Advertisement

Ex-CIA Aide Testifies Westmoreland Doctored Figures

Share
Times Staff Writer

Three months after the opening of Gen. William C. Westmoreland’s $120-million libel trial against CBS, the network Thursday produced its first evidence seeking to directly link the general with efforts to reduce estimates of enemy troop strength in Vietnam.

The assertion that Westmoreland doctored figures on enemy troops came from former CIA analyst Sam Adams, a co-defendant in the suit, and a key figure in the 1982 documentary, “The Uncounted Enemy: A Vietnam Deception.”

During a 1967 conference at CIA headquarters at Langley, Va., Adams testified Thursday, Westmoreland sent a cable outlining the “command position” for dropping thousands of enemy self-defense forces from the official estimates of enemy troop strength.

Advertisement

It was the first time, Adams said, that the position had been “put in concrete out of highest authority.”

Earlier, the jury hearing the case was shown an “outtake” of an Adams interview--a portion of the interview that was never broadcast--with CBS correspondent Mike Wallace during the production of the controversial documentary.

In it, Wallace asked Adams who had “slapped a ceiling” on “the number of enemy troops that we would acknowledge.”

“I didn’t know at the time,” Adams said. “I have since learned that Gen. Westmoreland had . . . slapped a ceiling on the order of battle. Now somebody might have told him to do it. I don’t know.”

The documentary which triggered Westmoreland’s libel action sought to show that he conspired to hold down enemy troop estimates to give a better picture of the United States’ progress in the guerrilla war.

Westmoreland was commander of U.S. troops at the time of the controversy but he had been in retirement for years when the CBS program was produced.

Advertisement

Adams, who was a CBS consultant on the production, maintained in his testimony, as he has for years, that the disagreement over enemy troop estimates was far more than a bureaucratic squabble between the CIA and the military services over methodology. The official military numbers, he said, were “a monument of deceit.”

Irregular Forces

By the end of 1966, after his first visits to Vietnam, he said he had concluded that all of the categories of irregular forces opposing U.S. forces and their allies, the South Vietnamese army, added up to a huge force. “There were probably something like 300,000, three times the order of battle (estimate) of 100,000,” he said.

Adams testified that he began in 1966 to find huge discrepancies between the military command’s estimates of guerrilla forces and those available from lower ranking U.S. officers, South Vietnamese officials and captured enemy documents.

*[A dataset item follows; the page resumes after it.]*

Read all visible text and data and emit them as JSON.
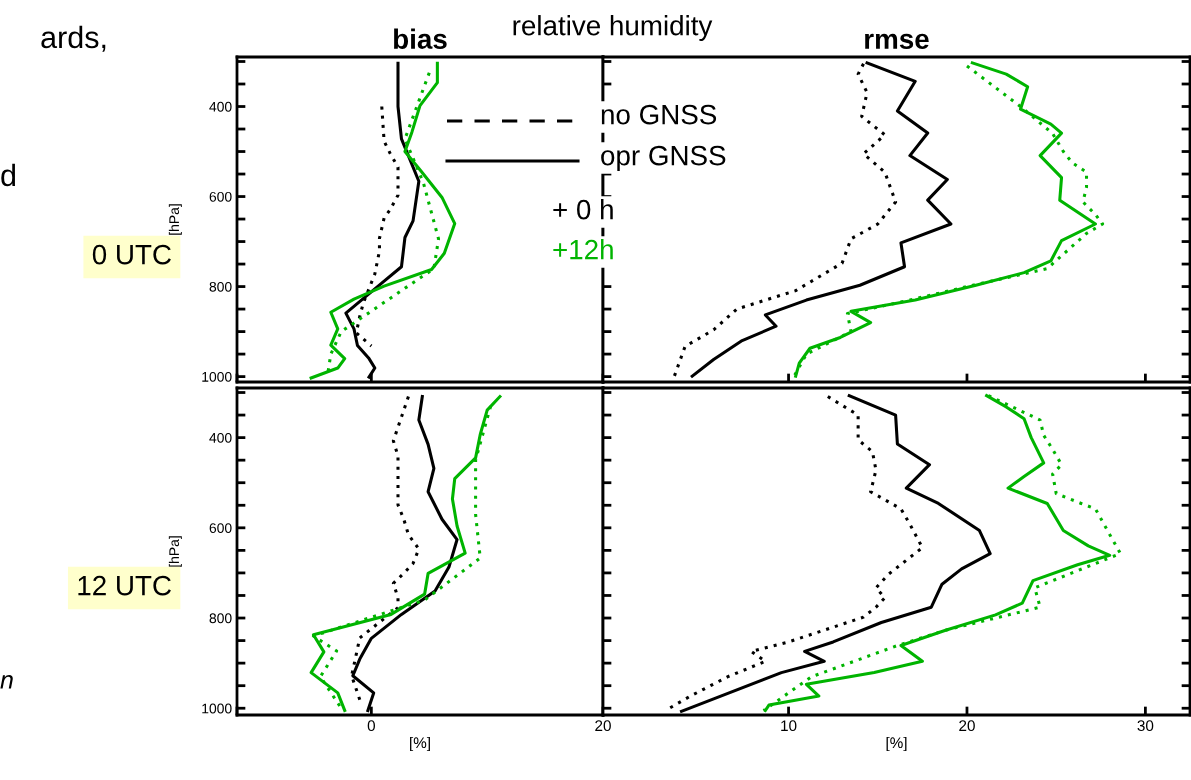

In some provinces, he said, captured documents showed self-defense forces and secret self-defense forces to be 11 or 12 times the official estimate of Westmoreland’s headquarters.

In the interview shown to the jury, Adams said Col. Gains Hawkins, the officer in charge of following the enemy order of battle in Westmoreland’s headquarters, privately agreed that the military’s enemy estimates were far too low but continued to defend them in crucial conferences.

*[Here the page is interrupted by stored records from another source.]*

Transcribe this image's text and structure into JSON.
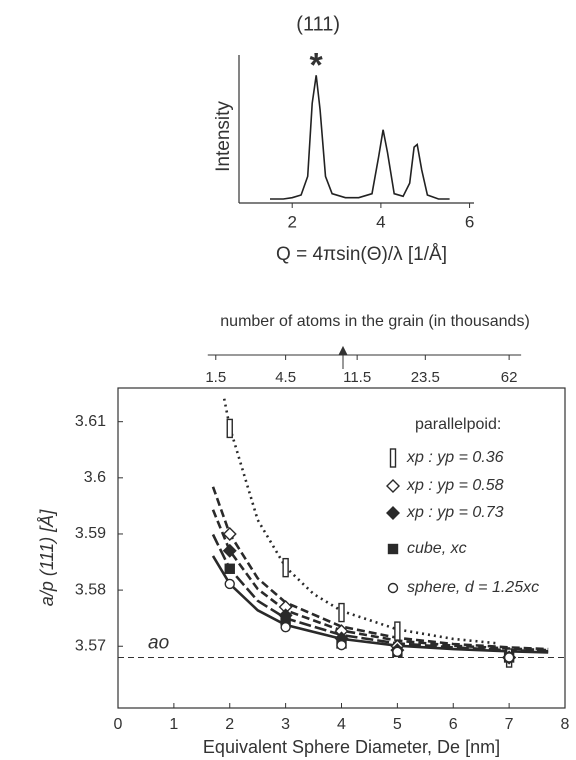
{
  "chart_data": [
    {
      "type": "line",
      "title": "(111)",
      "peak_marker": "*",
      "xlabel": "Q = 4πsin(Θ)/λ   [1/Å]",
      "ylabel": "Intensity",
      "xlim": [
        0.8,
        6.1
      ],
      "xticks": [
        2,
        4,
        6
      ],
      "ylim": [
        0,
        1
      ],
      "color": "#222222",
      "x": [
        1.5,
        1.8,
        2.0,
        2.2,
        2.35,
        2.45,
        2.54,
        2.63,
        2.75,
        2.9,
        3.2,
        3.5,
        3.8,
        3.95,
        4.05,
        4.15,
        4.3,
        4.5,
        4.65,
        4.75,
        4.82,
        4.92,
        5.05,
        5.3,
        5.55
      ],
      "values": [
        0.03,
        0.03,
        0.04,
        0.06,
        0.2,
        0.75,
        0.96,
        0.7,
        0.2,
        0.07,
        0.04,
        0.04,
        0.07,
        0.35,
        0.55,
        0.38,
        0.07,
        0.05,
        0.15,
        0.42,
        0.44,
        0.25,
        0.06,
        0.03,
        0.03
      ]
    },
    {
      "type": "scatter",
      "xlabel": "Equivalent Sphere Diameter, De   [nm]",
      "ylabel": "a/p (111)   [Å]",
      "x2label": "number of atoms in the grain (in thousands)",
      "x2ticks": [
        {
          "value": 1.75,
          "label": "1.5"
        },
        {
          "value": 3.0,
          "label": "4.5"
        },
        {
          "value": 4.28,
          "label": "11.5"
        },
        {
          "value": 5.5,
          "label": "23.5"
        },
        {
          "value": 7.0,
          "label": "62"
        }
      ],
      "xlim": [
        0,
        8
      ],
      "xticks": [
        0,
        1,
        2,
        3,
        4,
        5,
        6,
        7,
        8
      ],
      "ylim": [
        3.559,
        3.616
      ],
      "yticks": [
        3.57,
        3.58,
        3.59,
        3.6,
        3.61
      ],
      "hline": {
        "value": 3.568,
        "label": "ao"
      },
      "legend_title": "parallelpoid:",
      "legend": "upper right",
      "color": "#2a2a2a",
      "series": [
        {
          "name": "xp : yp = 0.36",
          "marker": "bar",
          "filled": false,
          "x": [
            2,
            3,
            4,
            5,
            7
          ],
          "values": [
            3.6088,
            3.584,
            3.576,
            3.5727,
            3.5679
          ],
          "fit": {
            "dash": "dotted",
            "x": [
              1.9,
              2,
              2.5,
              3,
              3.5,
              4,
              5,
              6,
              6.8
            ],
            "values": [
              3.6141,
              3.609,
              3.5925,
              3.5841,
              3.5793,
              3.5763,
              3.573,
              3.5713,
              3.5705
            ]
          }
        },
        {
          "name": "xp : yp = 0.58",
          "marker": "diamond",
          "filled": false,
          "x": [
            2,
            3,
            4,
            5,
            7
          ],
          "values": [
            3.59,
            3.577,
            3.5727,
            3.57,
            3.568
          ],
          "fit": {
            "dash": "dashed",
            "x": [
              1.7,
              2,
              2.5,
              3,
              4,
              5,
              6,
              7,
              7.7
            ],
            "values": [
              3.5984,
              3.59,
              3.5821,
              3.5778,
              3.5735,
              3.5715,
              3.5704,
              3.5698,
              3.5695
            ]
          }
        },
        {
          "name": "xp : yp = 0.73",
          "marker": "diamond",
          "filled": true,
          "x": [
            2,
            3,
            4,
            5,
            7
          ],
          "values": [
            3.587,
            3.5755,
            3.5714,
            3.5693,
            3.568
          ],
          "fit": {
            "dash": "dashed",
            "x": [
              1.7,
              2,
              2.5,
              3,
              4,
              5,
              6,
              7,
              7.7
            ],
            "values": [
              3.5943,
              3.587,
              3.5802,
              3.5764,
              3.5728,
              3.571,
              3.5701,
              3.5696,
              3.5693
            ]
          }
        },
        {
          "name": "cube, xc",
          "marker": "square",
          "filled": true,
          "x": [
            2,
            3,
            4,
            5,
            7
          ],
          "values": [
            3.5838,
            3.5746,
            3.5705,
            3.569,
            3.568
          ],
          "fit": {
            "dash": "longdash",
            "x": [
              1.7,
              2,
              2.5,
              3,
              4,
              5,
              6,
              7,
              7.7
            ],
            "values": [
              3.5899,
              3.5838,
              3.5781,
              3.575,
              3.572,
              3.5705,
              3.5698,
              3.5693,
              3.5691
            ]
          }
        },
        {
          "name": "sphere, d = 1.25xc",
          "marker": "circle",
          "filled": false,
          "x": [
            2,
            3,
            4,
            5,
            7
          ],
          "values": [
            3.5811,
            3.5734,
            3.5702,
            3.569,
            3.568
          ],
          "fit": {
            "dash": "solid",
            "x": [
              1.7,
              2,
              2.5,
              3,
              4,
              5,
              6,
              7,
              7.7
            ],
            "values": [
              3.5861,
              3.5811,
              3.5764,
              3.5738,
              3.5713,
              3.5701,
              3.5695,
              3.5691,
              3.5689
            ]
          }
        }
      ]
    }
  ]
}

During a break in one of the meetings in Saigon in September, 1967, Adams said Hawkins told him, “I want you to know the command position is that there are 65,000 (guerrillas), but I believe there are 120,000.”

Advertisement

But, Adams added, “what really blew my mind” was a note left for each participant in the conference before one session.

“What the piece of paper said was . . . if the CIA will agree to drop the self-defense militia, the . . . command in Saigon will add 15,000 guerrillas to their estimate.”

Adams said he showed the note to George Carver, the CIA director’s special assistant for Vietnamese affairs, and was told to “keep up the good fight” for counting the self-defense forces.

But when he got back to Washington, he said, he was shown a memo. “And it was a memo written by George Carver, dated 18 Sept. 1967,” Adams said. “That is a couple of days after I’d left Saigon, and I discovered that not only had we bought off only lowered numbers, but another category, the political cadres, had disappeared from the estimate.”

At the end of November, Adams said he was shown a memorandum from another CIA officer forecasting that the Viet Cong forces were preparing to launch an enormous offensive.

When he was asked to comment on it, he said he replied in mid-December, “OK, maybe there is a big offensive coming, but the one thing that we have to worry about is that there are twice as many of ‘em out there as we have been saying all along, and . . . if they’re coming with an offensive, it’s going to be twice as big an offensive as we give them credit for.”

Advertisement

The countrywide Tet offensive, a turning point in the war, came at the end of January.

Adams told the jury he resigned from his job on the staff of the special assistant for Vietnam affairs at the CIA the next day, and that he told Carver his main reason was that the CIA had “caved in” to the military command in Saigon on the issue of enemy troop strength.